Ma vi sarebbe stato anche un “gancio” calabrese, un soggetto esperto di logistica che si sarebbe rivelato fondamentale per fornire i veicoli modificati per il trasporto della droga.
Gli inquirenti spiegano infatti che i trafficanti avrebbero utilizzato sistemi di trasporto ingegnosi e altamente sofisticati per fare arrivare la cocaina nel nostro Paese.
I carichi viaggiavano via terra dalla Spagna nascosti in automobili dotate di doppi fondi meccanizzati, oppure via mare dall’Ecuador e da altri paesi Sudamericani.
Per eludere i controlli, i carichi venivano talvolta gettati in mare per essere ripescati grazie alle coordinate Gps, oppure si ricorreva ai corrieri ovulatori, pronti a ingerire decine di ovuli di droga. I proventi venivano poi ripuliti e schermati attraverso l’uso di criptovalute per aggirare i controlli bancari.
La propensione a delinquere della banda emergerebbe chiaramente in un episodio che ha coinvolto alcuni esponenti della Camorra napoletana, che hanno sottratto dieci chilogrammi di cocaina ai sudamericani inscenando una finta operazione di polizia e causando una perdita di 280 mila euro.
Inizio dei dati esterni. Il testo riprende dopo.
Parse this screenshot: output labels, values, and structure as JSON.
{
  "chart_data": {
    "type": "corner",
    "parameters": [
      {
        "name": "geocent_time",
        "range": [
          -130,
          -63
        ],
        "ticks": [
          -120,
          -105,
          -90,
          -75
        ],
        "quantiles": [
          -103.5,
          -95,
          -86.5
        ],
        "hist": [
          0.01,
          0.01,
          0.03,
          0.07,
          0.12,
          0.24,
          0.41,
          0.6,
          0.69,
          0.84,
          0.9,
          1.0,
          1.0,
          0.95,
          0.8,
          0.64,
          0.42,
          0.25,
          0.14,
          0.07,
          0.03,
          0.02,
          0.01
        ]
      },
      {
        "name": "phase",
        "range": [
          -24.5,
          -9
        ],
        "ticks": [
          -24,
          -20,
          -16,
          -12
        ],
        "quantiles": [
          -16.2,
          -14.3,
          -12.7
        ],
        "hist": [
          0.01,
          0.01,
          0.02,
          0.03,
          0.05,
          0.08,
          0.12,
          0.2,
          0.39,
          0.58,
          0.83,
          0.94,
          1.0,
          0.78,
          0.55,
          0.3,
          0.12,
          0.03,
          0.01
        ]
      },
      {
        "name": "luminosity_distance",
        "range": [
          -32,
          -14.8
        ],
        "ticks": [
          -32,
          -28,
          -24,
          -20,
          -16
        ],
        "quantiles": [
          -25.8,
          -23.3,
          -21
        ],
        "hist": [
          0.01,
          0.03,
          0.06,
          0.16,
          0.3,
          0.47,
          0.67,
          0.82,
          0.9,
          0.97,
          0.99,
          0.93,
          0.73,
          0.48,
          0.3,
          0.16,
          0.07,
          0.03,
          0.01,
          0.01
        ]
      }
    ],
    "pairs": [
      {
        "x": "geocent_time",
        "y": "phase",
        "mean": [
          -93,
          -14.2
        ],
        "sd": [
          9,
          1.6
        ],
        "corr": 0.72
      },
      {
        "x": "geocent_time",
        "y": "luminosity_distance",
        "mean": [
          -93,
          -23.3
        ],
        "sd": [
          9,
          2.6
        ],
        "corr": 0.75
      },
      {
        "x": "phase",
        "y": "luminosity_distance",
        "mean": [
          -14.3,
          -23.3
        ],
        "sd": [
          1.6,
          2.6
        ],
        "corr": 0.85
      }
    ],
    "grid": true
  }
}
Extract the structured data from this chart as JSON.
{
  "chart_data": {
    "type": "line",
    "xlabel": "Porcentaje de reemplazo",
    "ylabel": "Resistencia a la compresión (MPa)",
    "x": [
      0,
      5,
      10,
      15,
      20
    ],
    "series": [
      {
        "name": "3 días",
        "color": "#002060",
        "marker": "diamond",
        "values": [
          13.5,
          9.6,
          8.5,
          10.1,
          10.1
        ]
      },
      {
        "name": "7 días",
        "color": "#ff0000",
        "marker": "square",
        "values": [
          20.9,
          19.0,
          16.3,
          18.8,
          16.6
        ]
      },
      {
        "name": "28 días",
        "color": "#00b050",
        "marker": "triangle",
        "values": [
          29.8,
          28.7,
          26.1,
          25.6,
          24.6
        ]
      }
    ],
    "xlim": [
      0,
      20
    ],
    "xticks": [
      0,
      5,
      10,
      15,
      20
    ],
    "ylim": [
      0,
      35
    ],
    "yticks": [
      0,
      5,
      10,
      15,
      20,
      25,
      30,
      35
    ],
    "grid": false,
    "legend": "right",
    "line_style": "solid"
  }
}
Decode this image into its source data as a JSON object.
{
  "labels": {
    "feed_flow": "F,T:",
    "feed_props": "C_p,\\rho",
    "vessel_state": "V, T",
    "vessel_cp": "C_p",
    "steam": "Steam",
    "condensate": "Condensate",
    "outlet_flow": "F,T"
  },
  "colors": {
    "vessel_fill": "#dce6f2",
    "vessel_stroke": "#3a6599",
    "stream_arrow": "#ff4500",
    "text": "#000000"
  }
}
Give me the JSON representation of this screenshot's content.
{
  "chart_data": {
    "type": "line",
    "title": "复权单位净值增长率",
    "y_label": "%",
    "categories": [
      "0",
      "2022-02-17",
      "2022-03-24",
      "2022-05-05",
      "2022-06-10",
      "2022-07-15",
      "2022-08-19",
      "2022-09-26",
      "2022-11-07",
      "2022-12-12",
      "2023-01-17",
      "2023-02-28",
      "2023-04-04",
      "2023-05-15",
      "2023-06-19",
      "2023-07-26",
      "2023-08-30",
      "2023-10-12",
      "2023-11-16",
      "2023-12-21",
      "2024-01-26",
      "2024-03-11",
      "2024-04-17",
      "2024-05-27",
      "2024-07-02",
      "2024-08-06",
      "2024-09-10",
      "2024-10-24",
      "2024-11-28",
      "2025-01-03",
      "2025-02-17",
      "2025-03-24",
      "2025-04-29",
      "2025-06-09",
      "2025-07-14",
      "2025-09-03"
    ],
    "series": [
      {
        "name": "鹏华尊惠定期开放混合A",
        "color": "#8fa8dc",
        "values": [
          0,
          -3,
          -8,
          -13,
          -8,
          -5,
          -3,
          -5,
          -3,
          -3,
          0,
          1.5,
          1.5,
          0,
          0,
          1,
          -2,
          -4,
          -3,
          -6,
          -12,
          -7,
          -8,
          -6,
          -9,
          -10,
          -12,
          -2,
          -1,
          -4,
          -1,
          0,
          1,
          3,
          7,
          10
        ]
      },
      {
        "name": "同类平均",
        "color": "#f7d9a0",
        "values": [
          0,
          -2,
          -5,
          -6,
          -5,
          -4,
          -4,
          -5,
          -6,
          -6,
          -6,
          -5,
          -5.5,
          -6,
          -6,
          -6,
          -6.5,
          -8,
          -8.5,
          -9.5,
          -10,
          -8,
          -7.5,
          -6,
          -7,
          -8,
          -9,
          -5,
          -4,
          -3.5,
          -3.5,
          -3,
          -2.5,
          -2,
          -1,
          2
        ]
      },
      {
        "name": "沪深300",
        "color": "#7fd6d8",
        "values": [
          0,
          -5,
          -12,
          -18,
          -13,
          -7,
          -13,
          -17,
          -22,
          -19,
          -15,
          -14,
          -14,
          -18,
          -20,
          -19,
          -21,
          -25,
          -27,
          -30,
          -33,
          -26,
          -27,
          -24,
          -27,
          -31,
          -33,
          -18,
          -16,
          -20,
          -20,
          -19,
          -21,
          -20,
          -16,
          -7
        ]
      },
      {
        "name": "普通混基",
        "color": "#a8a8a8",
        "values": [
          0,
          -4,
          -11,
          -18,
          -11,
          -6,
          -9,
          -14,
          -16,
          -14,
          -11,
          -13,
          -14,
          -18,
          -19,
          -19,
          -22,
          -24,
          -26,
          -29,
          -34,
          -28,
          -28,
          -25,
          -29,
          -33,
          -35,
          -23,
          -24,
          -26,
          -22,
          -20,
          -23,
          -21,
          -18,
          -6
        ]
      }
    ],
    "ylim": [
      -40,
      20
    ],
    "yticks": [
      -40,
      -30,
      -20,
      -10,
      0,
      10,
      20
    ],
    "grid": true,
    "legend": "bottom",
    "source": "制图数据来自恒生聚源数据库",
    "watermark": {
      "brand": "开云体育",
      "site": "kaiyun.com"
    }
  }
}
Un imprevisto che avrebbe generato delle tese riunioni tra i clan per mediare il recupero del denaro. L’organizzazione, che vantava legami stabili con il cartello ecuadoriano dei Los Choneros, sarebbe stata pronta a tutto per riscuotere i crediti della droga, pianificando sequestri di persona, duri pestaggi e spedizioni punitive con armi da fuoco.
Secondo la Dda, insomma, una struttura gestita in modo altamente imprenditoriale. I vertici discutevano finanche ed apertamente delle fluttuazioni di mercato: la coca veniva acquistata all’ingrosso a circa 16/17 mila euro al kg, per essere rivenduta tra i 21 ed i 24mila euro.
Il ricarico sui prezzi veniva indicato con il termine convenzionale di “punti”, ad esempio: 7 punti equivalevano a 7mila euro di margine.
La droga veniva poi camuffata nelle conversazioni con nomi in codice quali “Rosalba/Rosalia” (per la cocaina rosa), “Biancaneve” (per quella classica), oppure “cotta/cruda” per indicarne la preparazione chimica.